1925 wanderte der 27-Jährige in die USA aus. Er war vom renommierten California Institute of Technology (Caltech) eingeladen worden, um in Kalifornien zu forschen und zu arbeiten. Dort rüttelte er die Welt der Wissenschaft regelmässig auf und durch. Etwa durch die Entdeckung der Dunklen Materie oder die Theorie zu den Sternexplosionen, den sogenannten Supernovae, welche er mit dem deutschen Astrophysiker Walter Baade entwickelte.
Zwickys Ideen sorgten immer wieder für Kopfschütteln und wurden von vielen Wissenschaftlern belächelt. Doch der Glarner liess sich nicht beirren und hatte vielfach Recht. Auch wenn dies teilweise erst Jahre oder Jahrzehnte später bewiesen wurde.
Nach Ende des Zweiten Weltkriegs fasste Fritz Zwicky, der als einer der wenigen Wissenschaftler in den USA Deutsch sprach, einen brisanten Auftrag: Als militärischer Berater sollte er die Raketenentwicklungsstationen der Nazis in Peenemünde und auf der Insel Usedom untersuchen. Die Amerikaner wollten den technischen Rückstand auf die Deutschen so schnell wie möglich aufholen. Deren V2-Raketen waren nämlich besser als alles, was die USA zu dieser Zeit entwickelt hatten.
Später reiste er weiter nach Japan, um die Auswirkungen der dort, von den Amerikanern abgeworfenen Atombomben zu untersuchen. Fritz Zwicky zeigte sich tief betroffen von der Zerstörungskraft der Bomben.
Trotzdem liess ihn die Raketentechnik nicht mehr los. Der Forscher war überzeugt, dass die Anziehungskraft der Erde überwunden werden konnte. Dazu wollte er ein Objekt in den Weltraum schiessen. Im Dezember 1946 startete der Test. Eine Rakete mit sechs Gewehrgranaten in der Spitze wurde gezündet. Die Granaten sollten später explodieren und die Stahlkugeln ausserhalb der Schwerkraft ins All schiessen. Doch der Versuch ging schief, da die Granaten nicht zündeten.

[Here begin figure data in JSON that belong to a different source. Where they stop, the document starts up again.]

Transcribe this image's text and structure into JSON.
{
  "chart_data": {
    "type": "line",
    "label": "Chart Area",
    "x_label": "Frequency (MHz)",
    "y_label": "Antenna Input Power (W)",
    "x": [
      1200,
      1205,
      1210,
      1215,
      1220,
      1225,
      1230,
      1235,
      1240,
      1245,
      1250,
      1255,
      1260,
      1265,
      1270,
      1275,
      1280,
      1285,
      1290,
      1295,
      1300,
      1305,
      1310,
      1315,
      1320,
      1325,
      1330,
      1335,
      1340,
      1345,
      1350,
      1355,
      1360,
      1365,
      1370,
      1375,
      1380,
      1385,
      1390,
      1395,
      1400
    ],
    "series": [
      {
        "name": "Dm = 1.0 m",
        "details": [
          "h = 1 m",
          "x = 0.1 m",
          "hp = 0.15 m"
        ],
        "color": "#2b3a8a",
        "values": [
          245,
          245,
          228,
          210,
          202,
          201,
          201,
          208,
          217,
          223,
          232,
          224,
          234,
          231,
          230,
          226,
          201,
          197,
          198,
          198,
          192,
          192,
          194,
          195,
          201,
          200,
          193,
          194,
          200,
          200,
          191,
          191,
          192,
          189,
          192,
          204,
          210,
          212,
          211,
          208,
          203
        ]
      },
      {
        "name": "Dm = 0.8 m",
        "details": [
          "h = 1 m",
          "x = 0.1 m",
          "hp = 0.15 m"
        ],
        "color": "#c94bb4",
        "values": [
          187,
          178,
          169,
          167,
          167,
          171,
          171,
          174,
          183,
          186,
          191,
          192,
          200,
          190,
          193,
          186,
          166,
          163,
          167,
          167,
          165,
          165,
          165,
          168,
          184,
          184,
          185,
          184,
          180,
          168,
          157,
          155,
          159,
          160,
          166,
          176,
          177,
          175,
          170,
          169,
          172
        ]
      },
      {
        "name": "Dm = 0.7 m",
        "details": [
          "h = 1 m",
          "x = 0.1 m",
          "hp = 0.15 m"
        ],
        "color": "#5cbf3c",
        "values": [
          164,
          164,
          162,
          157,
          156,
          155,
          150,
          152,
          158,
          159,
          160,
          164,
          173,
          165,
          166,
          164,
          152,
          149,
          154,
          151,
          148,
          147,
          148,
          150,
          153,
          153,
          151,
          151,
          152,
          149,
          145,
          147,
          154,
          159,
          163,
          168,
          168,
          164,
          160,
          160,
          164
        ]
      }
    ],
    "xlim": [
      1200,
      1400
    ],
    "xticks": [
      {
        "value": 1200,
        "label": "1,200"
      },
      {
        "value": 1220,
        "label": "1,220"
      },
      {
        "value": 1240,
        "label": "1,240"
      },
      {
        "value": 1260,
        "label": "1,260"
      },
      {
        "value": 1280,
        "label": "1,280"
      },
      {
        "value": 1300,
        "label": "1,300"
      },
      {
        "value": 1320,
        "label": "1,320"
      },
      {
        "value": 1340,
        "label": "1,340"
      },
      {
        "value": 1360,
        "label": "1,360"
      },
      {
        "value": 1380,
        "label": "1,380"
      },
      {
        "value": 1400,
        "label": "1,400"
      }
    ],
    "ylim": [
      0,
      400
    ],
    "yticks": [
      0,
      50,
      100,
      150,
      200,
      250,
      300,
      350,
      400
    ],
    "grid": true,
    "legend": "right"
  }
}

Da Fritz Zwicky von den USA aus Kostengründen keine weitere Rakete erhielt, musste der Wissenschaftler dieses Projekt aufgeben, obwohl er überzeugt war, dass seine Idee funktionieren würde. Der als exzentrisch geltende Astrophysiker lebte zunehmend isoliert und wurde von vielen Fachkollegen gemieden, unterschätzt und seine Ideen wurden vielfach negiert. Ausserdem wurden Raketen und Bomben in den 1950er-Jahren schnell vergessen, denn der Krieg war vorbei und die Menschheit wollte das Leben im aufkommenden Wohlstand geniessen.
Doch der 4. Oktober 1957 veränderte alles. An diesem Tag schossen die Sowjets den Satelliten Sputnik in die Erdumlaufbahn und schockten damit die USA.
Nun waren die Themen Weltall und Raketen wieder auf der politischen Agenda und Fritz Zwicky plötzlich wieder ein gefragter Mann. Er wurde erneut militärischer Berater und plötzlich war es sehr einfach, eine Rakete für einen Versuch zu erhalten, denn in den Augen der USA musste die Vorherrschaft im All um jeden Preis gewonnen werden.
Bereits 12 Tagen nach der Sputnik schoss Fritz Zwicky das erste künstliche Objekt «Artificial Planet No. Zero», ein Stahlkügelchen, ins Weltall und konnte so das beenden, was er 1946 angefangen hatte. Und die nächsten Schritte hatte das Universalgenie bereits im Kopf: «Wir werfen zunächst etwas Kleines in den Himmel. Dann eine Schiffsladung Instrumente, am Schluss dann uns selbst.» Er sollte Recht behalten und mit seinen Theorien und Analysen einen Teil zu diesem wichtigen Schritt der Menschheit ins All beitragen.
Fritz Zwicky starb 1974 in Pasadena, Kalifornien, und wurde in seiner Glarner Heimatgemeinde Mollis begraben. Die Liste mit seinen Entdeckungen und Ideen ist lang, der Platz reicht nicht aus, um sie hier vollständig wiederzugeben. Sicher ist aber, dass Fritz Zwicky einer der grössten Astrophysiker des 20. Jahrhunderts war. Und sicher ist auch, dass er bis heute zu den weltweit meist unterschätzten Wissenschaftlern gehört.